I'd expand this a bit further too: they tried to make them look like regular function calls in an age where asynchronous/callback programming in general was a nightmare.

At least in C# today, a lot of the debug pain I recall helping other developers through with the old SOAP/WSDL WCF auto-gen code would be solved with async/await. Practically no one understood the Begin{FunctionName}Async/End{FunctionName}Async pattern that the best of those wrappers used at the time and so many developers settled for synchronous blocking and deadlocking anti-patterns instead.

Which again leads to the more general problem with such things that: when they worked right they were magic, and when they didn't work they were (practically) impossible to debug.

There is something to be said that, too, that no one wanted to write a WSDL definition file or a SOAP wrapper by hand, so you were always fighting your tooling to produce what you needed and had a hard time correcting it when it did something sub-optimal.

I don't think swagger is a terribly huge step backwards as in general what I've seen of swagger is lot more descriptive than prescriptive. I've seen some swagger-described APIs that are heavily hypermedia and take a strong REST approach, and I've seen some swagger-described APIs that might as well be SOAP for as much as they resemble "proper" REST and/or hypermedia.
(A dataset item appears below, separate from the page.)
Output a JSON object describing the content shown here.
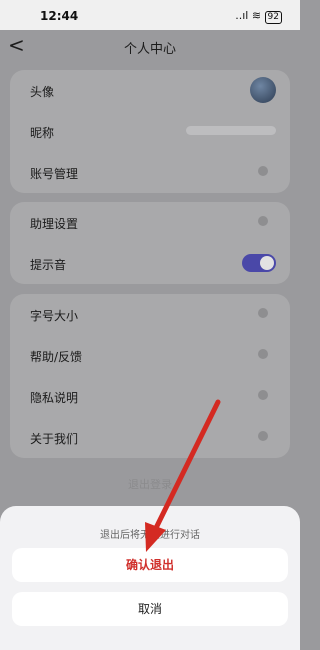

It certainly feels more pragmatic than SOAP/WSDL, in trying to describe a lot of the variety in how people build REST-ish APIs, and maybe in that way it's a step forwards from a once-sized-fits-all prescriptive approach. (In that way it too is a step backwards in that sometimes a good prescriptive approach might lead people more easily down a "happy path" of best practices, but that's always the hard balance: pragmatism versus theoretical purity. The pendulum swings.)



This. To expand on it a little more, if you ran into a poorly define wsdl, you'd get horrible looking objects back. Some even generate ambiguous "data" objects that essentially contain an xml string you'd have to parse yourself.